Socially, expectations are made plain from day one. Gesturing to the surroundings at the GE Lighting campus, senior Timothy Hatfield says, "This is a busy campus, and very, very strict." With the freshman and sophomore campuses embedded in business sites, there is no running, playing around, or shouting in the hallways. "Every staff member, every employee expects you to be well-behaved and use proper manners," he explains. It is that very requirement of professionalism and maturity that helps foster those same qualities in the students. They see the respect from the adults that accrues to the students who measure up, and it builds a culture of ambition. "If it weren't for those expectations, I wouldn't be where I am today," says Hatfield.

Like a Family

So what prevents MC2 STEM from devolving into a cutthroat culture of overly ambitious teenagers, mature and goal-oriented on the one hand, but wanting for both empathy and humility on the other? The answer, in a word, is family. The adults and the students of MC2 STEM all describe an affection for and reliance on one another that is indispensable. Senior Y'von Norton explains, "I rely on my teachers for guidance. Since I am at STEM 40 weeks out of a 52-week year, that sort of makes them my second set of parents." Adds senior Lilly Rodriguez, "We are comfortable like in a family. We ask more questions, we learn more, and we gain confidence because we are comfortable with the adults and our classmates." Clearly, the extra mile traveled by the teachers, mentors, and business professionals is having a big impact.

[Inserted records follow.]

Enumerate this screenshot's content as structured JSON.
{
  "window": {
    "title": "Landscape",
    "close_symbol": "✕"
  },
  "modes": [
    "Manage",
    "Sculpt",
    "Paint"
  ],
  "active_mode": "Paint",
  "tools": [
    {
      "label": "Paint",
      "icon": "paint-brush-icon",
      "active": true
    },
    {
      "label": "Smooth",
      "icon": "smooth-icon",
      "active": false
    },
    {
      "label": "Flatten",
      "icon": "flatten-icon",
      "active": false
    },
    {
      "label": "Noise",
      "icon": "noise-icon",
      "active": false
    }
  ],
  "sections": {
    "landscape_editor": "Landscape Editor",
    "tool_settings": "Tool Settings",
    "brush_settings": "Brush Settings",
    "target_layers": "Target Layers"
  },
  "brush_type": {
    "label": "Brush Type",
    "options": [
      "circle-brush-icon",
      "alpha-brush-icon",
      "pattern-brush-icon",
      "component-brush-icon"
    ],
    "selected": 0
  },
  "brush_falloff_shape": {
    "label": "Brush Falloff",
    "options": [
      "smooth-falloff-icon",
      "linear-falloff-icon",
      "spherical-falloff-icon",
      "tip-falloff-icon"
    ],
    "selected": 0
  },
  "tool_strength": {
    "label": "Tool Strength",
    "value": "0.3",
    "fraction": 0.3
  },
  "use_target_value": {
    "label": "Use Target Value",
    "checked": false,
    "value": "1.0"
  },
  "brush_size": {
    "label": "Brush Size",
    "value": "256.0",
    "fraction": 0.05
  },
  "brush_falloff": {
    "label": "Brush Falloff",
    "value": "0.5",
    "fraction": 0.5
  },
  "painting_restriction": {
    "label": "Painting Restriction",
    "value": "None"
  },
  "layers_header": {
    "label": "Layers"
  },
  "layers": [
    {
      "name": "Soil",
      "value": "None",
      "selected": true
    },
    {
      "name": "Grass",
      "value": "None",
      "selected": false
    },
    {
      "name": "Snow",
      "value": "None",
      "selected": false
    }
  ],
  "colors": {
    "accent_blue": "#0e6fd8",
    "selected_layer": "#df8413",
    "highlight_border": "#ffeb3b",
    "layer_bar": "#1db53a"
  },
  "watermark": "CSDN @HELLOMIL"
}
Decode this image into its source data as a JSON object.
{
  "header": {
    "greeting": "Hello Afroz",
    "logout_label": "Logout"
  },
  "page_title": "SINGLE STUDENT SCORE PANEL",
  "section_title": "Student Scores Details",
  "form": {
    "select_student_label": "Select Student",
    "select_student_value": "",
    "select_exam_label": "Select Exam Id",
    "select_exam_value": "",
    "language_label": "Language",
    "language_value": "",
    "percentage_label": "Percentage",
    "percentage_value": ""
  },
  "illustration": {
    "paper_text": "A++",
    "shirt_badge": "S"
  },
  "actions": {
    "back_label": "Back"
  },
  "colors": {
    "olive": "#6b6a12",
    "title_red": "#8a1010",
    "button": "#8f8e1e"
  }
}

Given the size of the school, its multiple locales, and broad levels of institutional support, the sum of MC2STEM's parts is not easily replicable. But each of the strategies indivdually has considerable impact and effectiveness, which is why the MC2 STEM team is presently sharing their best practices with six Cleveland K-8 schools that have recently been converted to STEM schools. The school has shared many of those same resources with us as well.